With this in mind the report calls for a series of key changes across the industry including: 

  • Cleanly separate the audit and consultancy arms of audit firms, to end potential conflicts of interest.
  • Establish a new audit regulator, the Audit, Reporting and Governance agency (ARGA), with a larger staff and better resourced than the current Financial Reporting Council. This should set a regulatory framework for delivering a strong ethical culture in audit firms, similar to that in place for financial services.
  • Establish an ethical standard not just for auditors but also  or consultancy services, to ensure their practices are aligned with the public interest.
  • Overhaul accounting rules to ensure businesses cannot pay out more than they actually earn to shareholders (a common practice), and are less able to make rosy forecasts of profits.
  • Overhaul the ethical culture in audit firms, with the regulator regularly assessing the progressfirms are making towards implementing it. 

On internal culture, it calls for measures to develop an atmosphere of purpose, challenge and excellence with steps such as: 

  • Reform partner compensation so that it rewards audit quality rather than adjacent commercial aims.
  • Celebrate courage and promote auditors who challenge clients, whether or not this results in immediate financial reward for the audit firm.

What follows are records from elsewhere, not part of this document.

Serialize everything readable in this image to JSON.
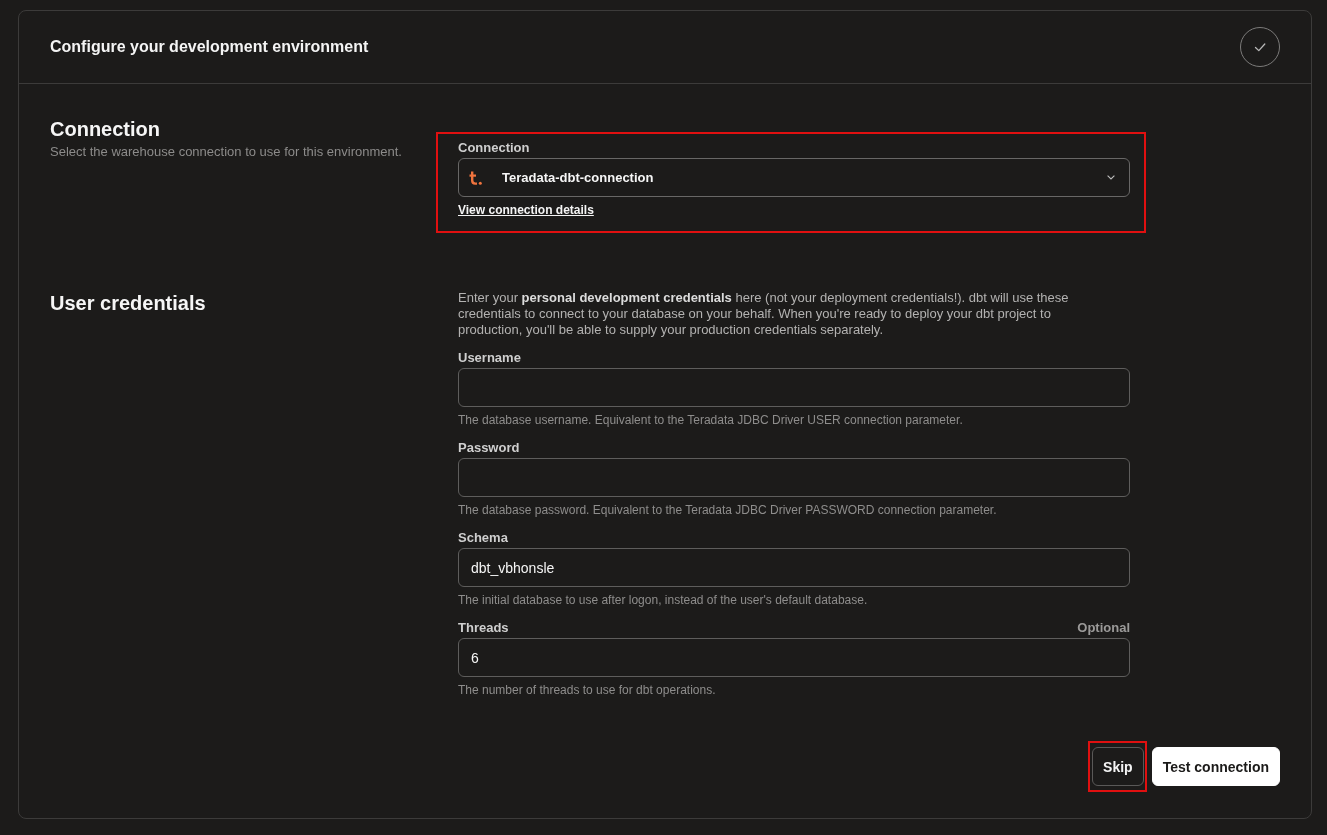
{
  "header": {
    "title": "Configure your development environment",
    "completed": true
  },
  "sections": [
    {
      "title": "Connection",
      "description": "Select the warehouse connection to use for this environment.",
      "highlighted": true,
      "fields": [
        {
          "kind": "select",
          "label": "Connection",
          "value": "Teradata-dbt-connection",
          "link": "View connection details"
        }
      ]
    },
    {
      "title": "User credentials",
      "intro": "Enter your **personal development credentials** here (not your deployment credentials!). dbt will use these credentials to connect to your database on your behalf. When you're ready to deploy your dbt project to production, you'll be able to supply your production credentials separately.",
      "highlighted": false,
      "fields": [
        {
          "kind": "text",
          "label": "Username",
          "help": "The database username. Equivalent to the Teradata JDBC Driver USER connection parameter."
        },
        {
          "kind": "text",
          "label": "Password",
          "help": "The database password. Equivalent to the Teradata JDBC Driver PASSWORD connection parameter."
        },
        {
          "kind": "text",
          "label": "Schema",
          "value": "dbt_vbhonsle",
          "help": "The initial database to use after logon, instead of the user's default database."
        },
        {
          "kind": "text",
          "label": "Threads",
          "note": "Optional",
          "value": "6",
          "help": "The number of threads to use for dbt operations."
        }
      ]
    }
  ],
  "buttons": [
    {
      "label": "Skip",
      "kind": "outline",
      "highlighted": true
    },
    {
      "label": "Test connection",
      "kind": "solid",
      "highlighted": false
    }
  ]
}
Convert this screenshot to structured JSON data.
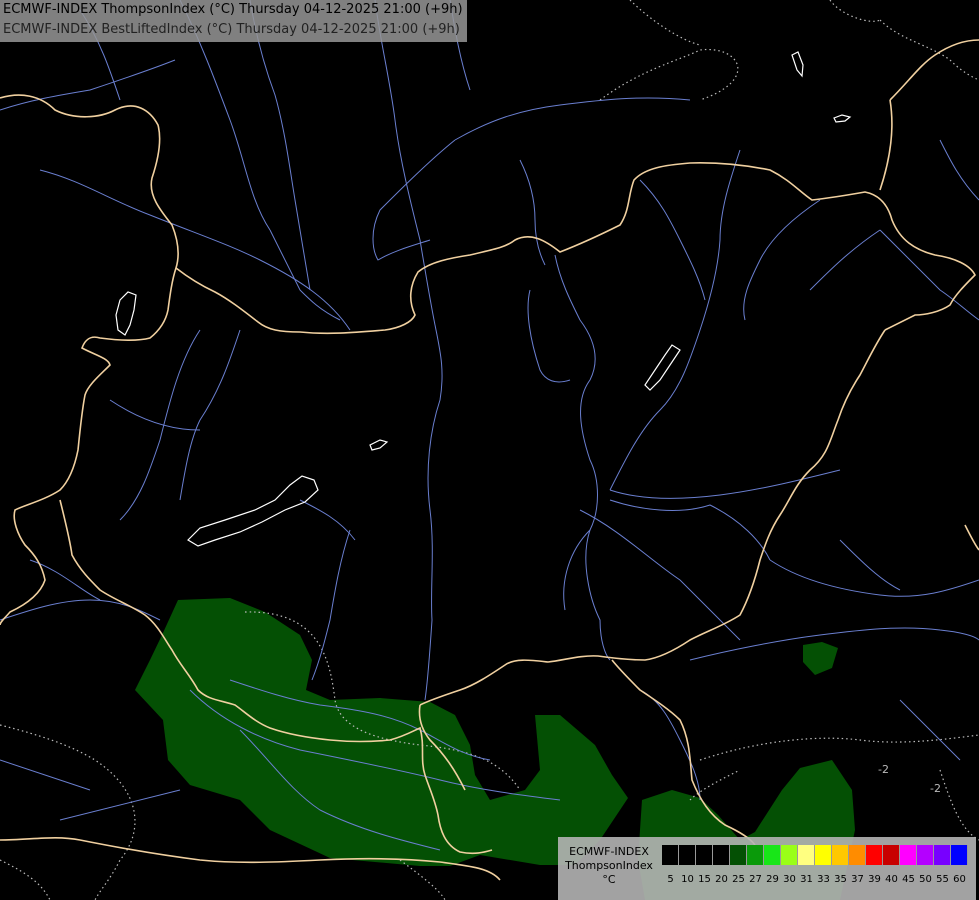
{
  "title": {
    "line1": "ECMWF-INDEX ThompsonIndex (°C) Thursday 04-12-2025 21:00 (+9h)",
    "line2": "ECMWF-INDEX BestLiftedIndex (°C) Thursday 04-12-2025 21:00 (+9h)"
  },
  "map": {
    "background": "#000000",
    "colors": {
      "border": "#f0d0a0",
      "river": "#6a7fd0",
      "lake": "#ffffff",
      "shading": "#045004",
      "contour": "#bbbbbb"
    },
    "contour_labels": [
      "-2",
      "-2"
    ]
  },
  "legend": {
    "model": "ECMWF-INDEX",
    "variable": "ThompsonIndex",
    "unit": "°C",
    "bins": [
      {
        "label": "5",
        "color": "#000000"
      },
      {
        "label": "10",
        "color": "#000000"
      },
      {
        "label": "15",
        "color": "#000000"
      },
      {
        "label": "20",
        "color": "#000000"
      },
      {
        "label": "25",
        "color": "#045004"
      },
      {
        "label": "27",
        "color": "#0a9a0a"
      },
      {
        "label": "29",
        "color": "#18e618"
      },
      {
        "label": "30",
        "color": "#9aff18"
      },
      {
        "label": "31",
        "color": "#ffff80"
      },
      {
        "label": "33",
        "color": "#ffff00"
      },
      {
        "label": "35",
        "color": "#ffc800"
      },
      {
        "label": "37",
        "color": "#ff8c00"
      },
      {
        "label": "39",
        "color": "#ff0000"
      },
      {
        "label": "40",
        "color": "#c80000"
      },
      {
        "label": "45",
        "color": "#ff00ff"
      },
      {
        "label": "50",
        "color": "#b400ff"
      },
      {
        "label": "55",
        "color": "#7800ff"
      },
      {
        "label": "60",
        "color": "#0000ff"
      }
    ]
  }
}
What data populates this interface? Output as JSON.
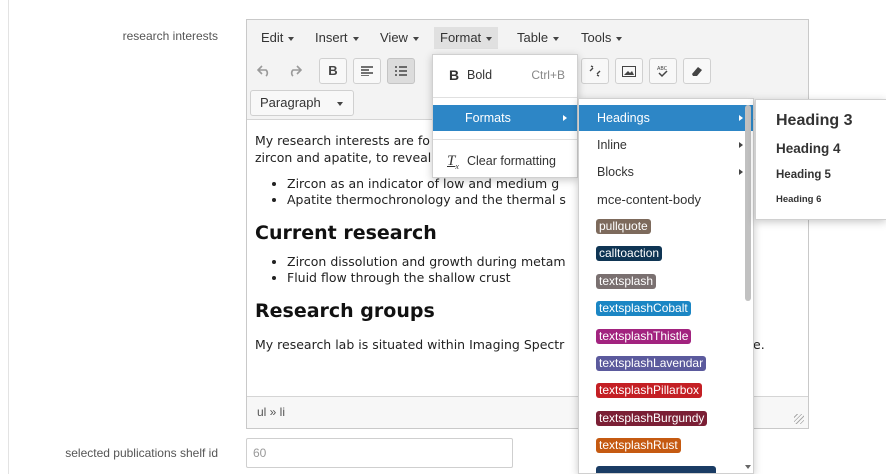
{
  "fields": {
    "research_interests_label": "research interests",
    "publications_label": "selected publications shelf id",
    "publications_value": "60"
  },
  "menubar": {
    "edit": "Edit",
    "insert": "Insert",
    "view": "View",
    "format": "Format",
    "table": "Table",
    "tools": "Tools"
  },
  "toolbar": {
    "block_format": "Paragraph",
    "bold_glyph": "B"
  },
  "content": {
    "intro_visible": "My research interests are fo",
    "intro_line2_visible": "zircon and apatite, to reveal",
    "bullets1": [
      "Zircon as an indicator of low and medium g",
      "Apatite thermochronology and the thermal s"
    ],
    "heading1": "Current research",
    "bullets2": [
      "Zircon dissolution and growth during metam",
      "Fluid flow through the shallow crust"
    ],
    "heading2": "Research groups",
    "lab_text_visible": "My research lab is situated within Imaging Spectr",
    "lab_text_tail": "e."
  },
  "statusbar": {
    "path": "ul » li"
  },
  "format_menu": {
    "bold": "Bold",
    "bold_shortcut": "Ctrl+B",
    "formats": "Formats",
    "clear_formatting": "Clear formatting"
  },
  "formats_menu": {
    "headings": "Headings",
    "inline": "Inline",
    "blocks": "Blocks",
    "body_class": "mce-content-body",
    "styles": [
      {
        "label": "pullquote",
        "color": "#7d6a5c"
      },
      {
        "label": "calltoaction",
        "color": "#0f3554"
      },
      {
        "label": "textsplash",
        "color": "#7a7070"
      },
      {
        "label": "textsplashCobalt",
        "color": "#1b86c4"
      },
      {
        "label": "textsplashThistle",
        "color": "#a2237f"
      },
      {
        "label": "textsplashLavendar",
        "color": "#5b5a9d"
      },
      {
        "label": "textsplashPillarbox",
        "color": "#c41f24"
      },
      {
        "label": "textsplashBurgundy",
        "color": "#7b1f35"
      },
      {
        "label": "textsplashRust",
        "color": "#c55a11"
      }
    ]
  },
  "headings_menu": {
    "h3": "Heading 3",
    "h4": "Heading 4",
    "h5": "Heading 5",
    "h6": "Heading 6"
  },
  "colors": {
    "selected_item": "#2d86c6",
    "menubar_bg": "#f3f3f3"
  }
}
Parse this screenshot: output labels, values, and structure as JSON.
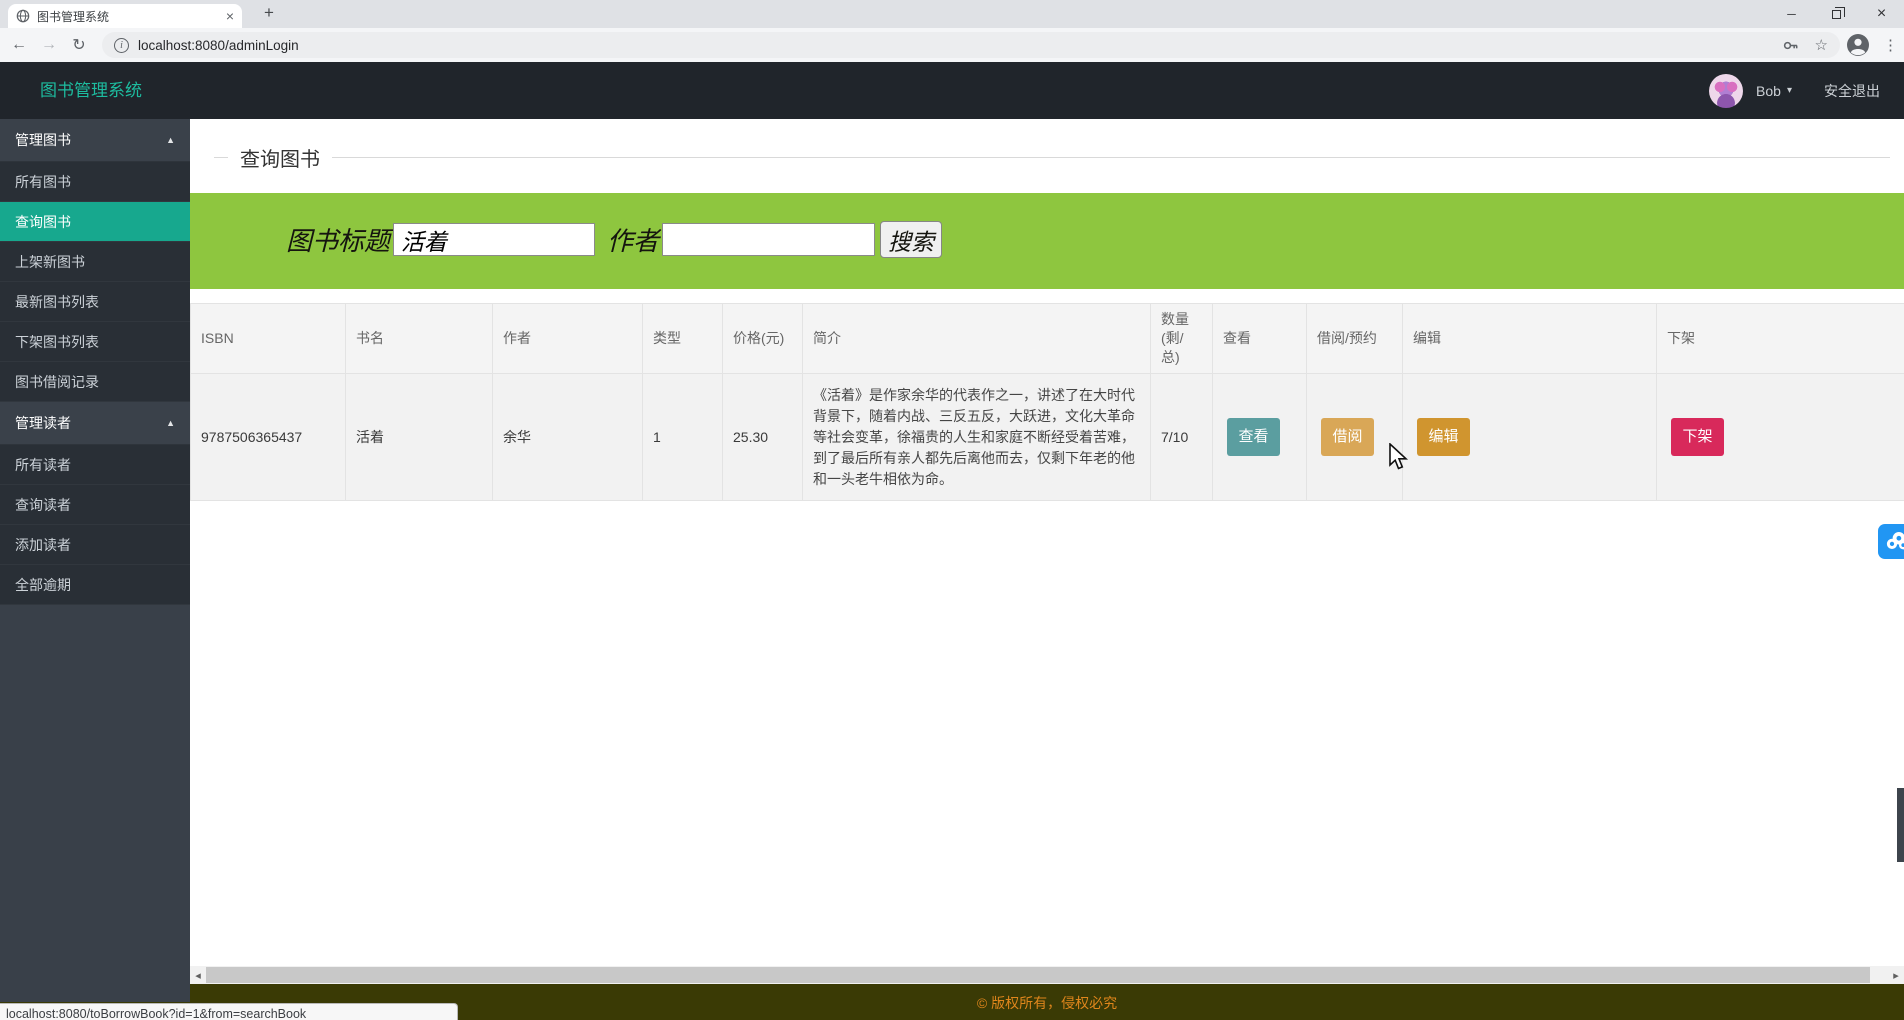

  • Train to improve decision-making, raising awareness of ‘grey areas’ and ‘slippery slopes’ that could ultimately lead to audit failure.
  • Build institutional memory by openly discussing cases of audit failure, in the same way that NASA analyses the causes of the 1986 Challenger spacecraft explosion as part of its induction process for new employees.
  • Reduce pressure on and encourage‘speak up’ by junior auditors – they are often the first to encounter difficult issues during audit projects but time pressure creates a strong incentive not to report an irregularity.
  • Conduct regular reviews of culture in audit firms, learning from the similar practice in financial services, with partners held responsible for the culture within their teams.

Carsten Jung, IPPR senior economist and lead author, said: “Auditors need to define and articulate a purpose beyond profit, and put it into action -otherwise they will breed cynicism in their workforce. They should see their role as doing the detective work on businesses that society needs to ensure that they are run responsibly, with the wider public interest in mind.

“Career incentives within the audit industry are too reliant on giving good news rather than flagging potentially bad news early on. Audit firms need to be given a clear public purpose of comprehensively challenging businesses where challenge is needed. To achieve this, it’s vital to put culture change at the heart of the revamp of the audit industry.”